The tonsure ( Latin tonsura "scissors", from special "scissors" ) is the complete or partial removal of the scalp hair for religious reasons or the resulting hairstyle. It is known from different religions such as Christianity, Buddhism or Hinduism. Also in the ancient Egyptian religion there were priests with tonsure. It was customary for Catholic clergy to shave a larger or smaller area of the scalp so that a fringe of hair was left.
The original meaning of tonsure is unclear. Penitents had their heads shaved early on. In this respect, the tonsure can be interpreted as a sign of complete turning to God in the consecrated life. An opposite position can be seen in Orthodox Judaism, which forbids members of the priesthood of Aarons any hair removal.
The first monks took over this custom from the penitents and hermits and from these it passed in the 6th century to all Christian clergy, to whom it was legally prescribed in 633 at the fourth council of Toledo .
A shaved forehead was distinguished as the so-called "tonsure of the Apostle Paul " from the circular plate on the crown, the so-called "tonsure of the Apostle Peter ". The former was common in the Greek Church and in a somewhat different form as the so-called "tonsure of the Apostle James" by the British and Irish, the second by priests and monks of the Western Church.
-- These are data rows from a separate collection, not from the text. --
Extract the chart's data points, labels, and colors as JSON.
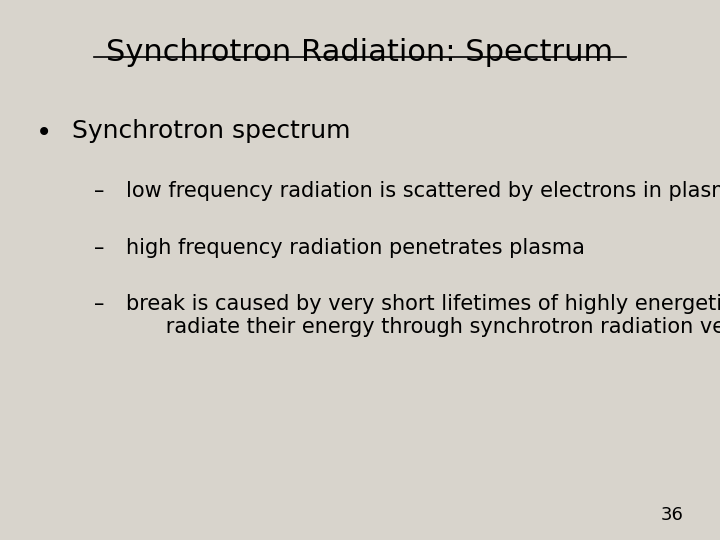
{
  "title": "Synchrotron Radiation: Spectrum",
  "background_color": "#d8d4cc",
  "text_color": "#000000",
  "title_fontsize": 22,
  "bullet_fontsize": 18,
  "sub_fontsize": 15,
  "bullet_text": "Synchrotron spectrum",
  "sub_items": [
    "low frequency radiation is scattered by electrons in plasma",
    "high frequency radiation penetrates plasma",
    "break is caused by very short lifetimes of highly energetic electrons (they\n      radiate their energy through synchrotron radiation very quickly)"
  ],
  "page_number": "36"
}
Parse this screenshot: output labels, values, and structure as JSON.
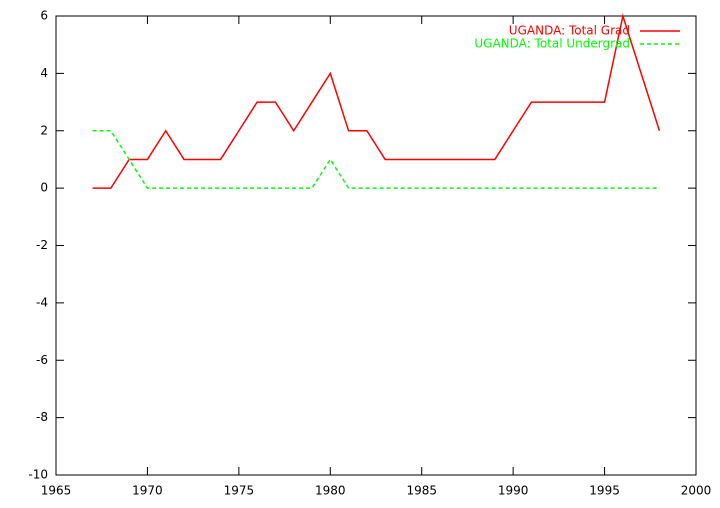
{
  "chart_data": {
    "type": "line",
    "x": [
      1967,
      1968,
      1969,
      1970,
      1971,
      1972,
      1973,
      1974,
      1975,
      1976,
      1977,
      1978,
      1979,
      1980,
      1981,
      1982,
      1983,
      1984,
      1985,
      1986,
      1987,
      1988,
      1989,
      1990,
      1991,
      1992,
      1993,
      1994,
      1995,
      1996,
      1997,
      1998
    ],
    "series": [
      {
        "name": "UGANDA: Total Grad",
        "color": "#ff0000",
        "values": [
          0,
          0,
          1,
          1,
          2,
          1,
          1,
          1,
          2,
          3,
          3,
          2,
          3,
          4,
          2,
          2,
          1,
          1,
          1,
          1,
          1,
          1,
          1,
          2,
          3,
          3,
          3,
          3,
          3,
          6,
          4,
          2
        ]
      },
      {
        "name": "UGANDA: Total Undergrad",
        "color": "#00ff00",
        "dashed": true,
        "values": [
          2,
          2,
          1,
          0,
          0,
          0,
          0,
          0,
          0,
          0,
          0,
          0,
          0,
          1,
          0,
          0,
          0,
          0,
          0,
          0,
          0,
          0,
          0,
          0,
          0,
          0,
          0,
          0,
          0,
          0,
          0,
          0
        ]
      }
    ],
    "xlim": [
      1965,
      2000
    ],
    "xticks": [
      1965,
      1970,
      1975,
      1980,
      1985,
      1990,
      1995,
      2000
    ],
    "ylim": [
      -10,
      6
    ],
    "yticks": [
      -10,
      -8,
      -6,
      -4,
      -2,
      0,
      2,
      4,
      6
    ],
    "legend": "top-right"
  }
}
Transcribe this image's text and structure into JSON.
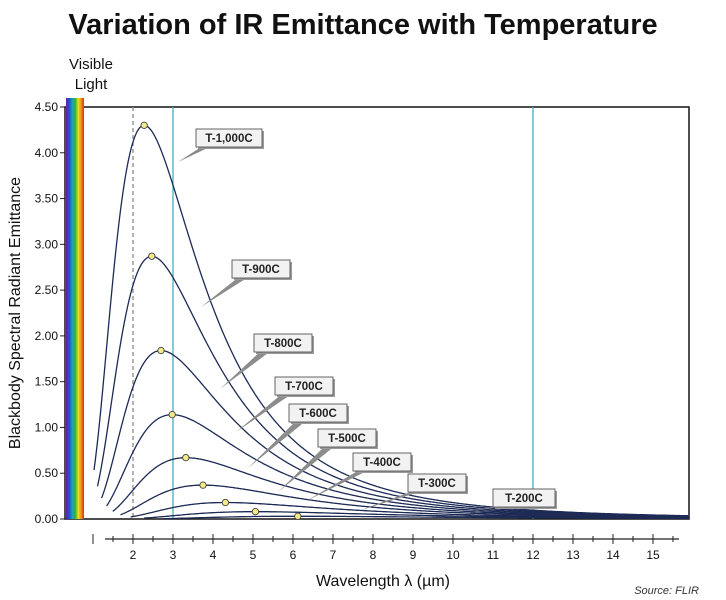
{
  "chart_data": {
    "type": "line",
    "title": "Variation of IR Emittance with Temperature",
    "xlabel": "Wavelength λ (µm)",
    "ylabel": "Blackbody Spectral Radiant Emittance",
    "visible_light_label": [
      "Visible",
      "Light"
    ],
    "source": "Source: FLIR",
    "xlim": [
      0.3,
      15.9
    ],
    "ylim": [
      0,
      4.5
    ],
    "x_ticks": [
      2,
      3,
      4,
      5,
      6,
      7,
      8,
      9,
      10,
      11,
      12,
      13,
      14,
      15
    ],
    "x_tick_labels": [
      "2",
      "3",
      "4",
      "5",
      "6",
      "7",
      "8",
      "9",
      "10",
      "11",
      "12",
      "13",
      "14",
      "15"
    ],
    "y_ticks": [
      0,
      0.5,
      1,
      1.5,
      2,
      2.5,
      3,
      3.5,
      4,
      4.5
    ],
    "y_tick_labels": [
      "0.00",
      "0.50",
      "1.00",
      "1.50",
      "2.00",
      "2.50",
      "3.00",
      "3.50",
      "4.00",
      "4.50"
    ],
    "reference_lines": [
      {
        "x": 2.0,
        "style": "dashed",
        "color": "#8a8a8a"
      },
      {
        "x": 3.0,
        "style": "solid",
        "color": "#3fb3c2"
      },
      {
        "x": 12.0,
        "style": "solid",
        "color": "#3fb3c2"
      }
    ],
    "visible_band_x": [
      0.4,
      0.7
    ],
    "series": [
      {
        "name": "T-1,000C",
        "peak_x": 2.28,
        "peak_y": 4.3
      },
      {
        "name": "T-900C",
        "peak_x": 2.47,
        "peak_y": 2.87
      },
      {
        "name": "T-800C",
        "peak_x": 2.7,
        "peak_y": 1.84
      },
      {
        "name": "T-700C",
        "peak_x": 2.98,
        "peak_y": 1.14
      },
      {
        "name": "T-600C",
        "peak_x": 3.32,
        "peak_y": 0.67
      },
      {
        "name": "T-500C",
        "peak_x": 3.75,
        "peak_y": 0.37
      },
      {
        "name": "T-400C",
        "peak_x": 4.31,
        "peak_y": 0.18
      },
      {
        "name": "T-300C",
        "peak_x": 5.06,
        "peak_y": 0.08
      },
      {
        "name": "T-200C",
        "peak_x": 6.12,
        "peak_y": 0.03
      }
    ],
    "colors": {
      "curve": "#1c2a55",
      "peak_marker": "#f3ea8a",
      "reference_cyan": "#3fb3c2",
      "tag_fill": "#f2f2f2",
      "tag_stroke": "#555555",
      "pointer": "#8c8c8c"
    }
  }
}
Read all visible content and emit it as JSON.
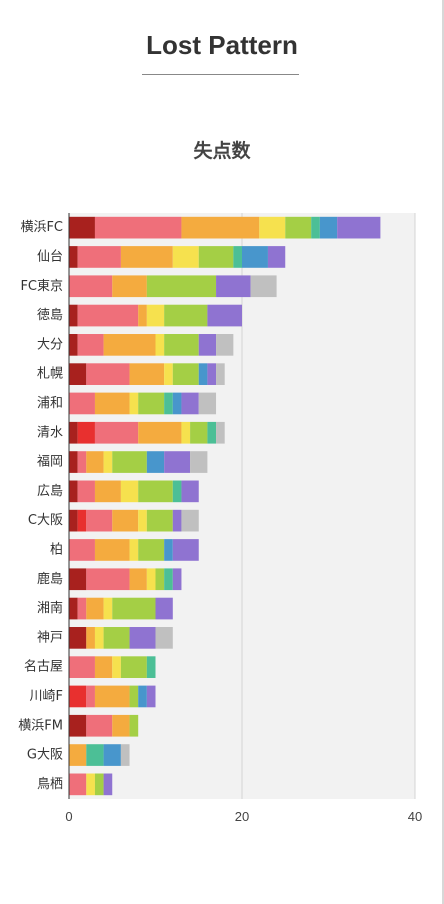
{
  "title": "Lost Pattern",
  "subtitle": "失点数",
  "chart_data": {
    "type": "bar",
    "orientation": "horizontal",
    "stacked": true,
    "title": "失点数",
    "categories": [
      "横浜FC",
      "仙台",
      "FC東京",
      "徳島",
      "大分",
      "札幌",
      "浦和",
      "清水",
      "福岡",
      "広島",
      "C大阪",
      "柏",
      "鹿島",
      "湘南",
      "神戸",
      "名古屋",
      "川崎F",
      "横浜FM",
      "G大阪",
      "鳥栖"
    ],
    "series": [
      {
        "color": "#a8211e",
        "values": [
          3,
          1,
          0,
          1,
          1,
          2,
          0,
          1,
          1,
          1,
          1,
          0,
          2,
          1,
          2,
          0,
          0,
          2,
          0,
          0
        ]
      },
      {
        "color": "#e8302f",
        "values": [
          0,
          0,
          0,
          0,
          0,
          0,
          0,
          2,
          0,
          0,
          1,
          0,
          0,
          0,
          0,
          0,
          2,
          0,
          0,
          0
        ]
      },
      {
        "color": "#ef6f7a",
        "values": [
          10,
          5,
          5,
          7,
          3,
          5,
          3,
          5,
          1,
          2,
          3,
          3,
          5,
          1,
          0,
          3,
          1,
          3,
          0,
          2
        ]
      },
      {
        "color": "#f4ab3f",
        "values": [
          9,
          6,
          4,
          1,
          6,
          4,
          4,
          5,
          2,
          3,
          3,
          4,
          2,
          2,
          1,
          2,
          4,
          2,
          2,
          0
        ]
      },
      {
        "color": "#f6e14e",
        "values": [
          3,
          3,
          0,
          2,
          1,
          1,
          1,
          1,
          1,
          2,
          1,
          1,
          1,
          1,
          1,
          1,
          0,
          0,
          0,
          1
        ]
      },
      {
        "color": "#a4cf45",
        "values": [
          3,
          4,
          8,
          5,
          4,
          3,
          3,
          2,
          4,
          4,
          3,
          3,
          1,
          5,
          3,
          3,
          1,
          1,
          0,
          1
        ]
      },
      {
        "color": "#4cbf96",
        "values": [
          1,
          1,
          0,
          0,
          0,
          0,
          1,
          1,
          0,
          1,
          0,
          0,
          1,
          0,
          0,
          1,
          0,
          0,
          2,
          0
        ]
      },
      {
        "color": "#4896cc",
        "values": [
          2,
          3,
          0,
          0,
          0,
          1,
          1,
          0,
          2,
          0,
          0,
          1,
          0,
          0,
          0,
          0,
          1,
          0,
          2,
          0
        ]
      },
      {
        "color": "#8f73d1",
        "values": [
          5,
          2,
          4,
          4,
          2,
          1,
          2,
          0,
          3,
          2,
          1,
          3,
          1,
          2,
          3,
          0,
          1,
          0,
          0,
          1
        ]
      },
      {
        "color": "#c0c0c0",
        "values": [
          0,
          0,
          3,
          0,
          2,
          1,
          2,
          1,
          2,
          0,
          2,
          0,
          0,
          0,
          2,
          0,
          0,
          0,
          1,
          0
        ]
      }
    ],
    "xlim": [
      0,
      40
    ],
    "xticks": [
      0,
      20,
      40
    ],
    "grid": true
  }
}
Those who had just entered the clergy wore them to the size of a smaller coin , the priests to the size of a host , the bishops even larger, and with the Pope only a narrow circle of hair remained over the forehead. The shearing preceded the consecration and was repeated weekly or before every major festival. The execution was quite different in the orders. The Carthusians only left a narrow strip of hair horizontally over the ears and thus open on the stern side, otherwise the head was shaved smooth. Other monastic orders such as B. the Cistercians of the Mehrerau congregation contented themselves with shaving their hair. The stripe of hair was placed slightly upwards at an angle to the front so that hair still remained above the forehead. There was almost a wreath of hair. The Benedictines of the Beuron Congregation drew two parallel strips that were only millimeter wide and cut horizontally over the ears into the shaved head. The Franciscans and Capuchins left a broader fringe of hair on their foreheads.
There were often special hairdressers who went from monastery to monastery to re-cut the monks' tonsure. There were also special hats that only covered the bald part of the head to protect the monks from drafts. Most of the time, a leather belt was simply put on and both sides were shaved or shaved.
It is still practiced in some old ritual Latin communities, such as the French Benedictine abbey of Sainte-Madeleine du Barroux , the Bellaigue Abbey and the Abbey of the Pius Brotherhood of Reichenstein Abbey . In Orthodoxy , too , the tonsure is still a rite of acceptance in the first and every subsequent degree of monasticism.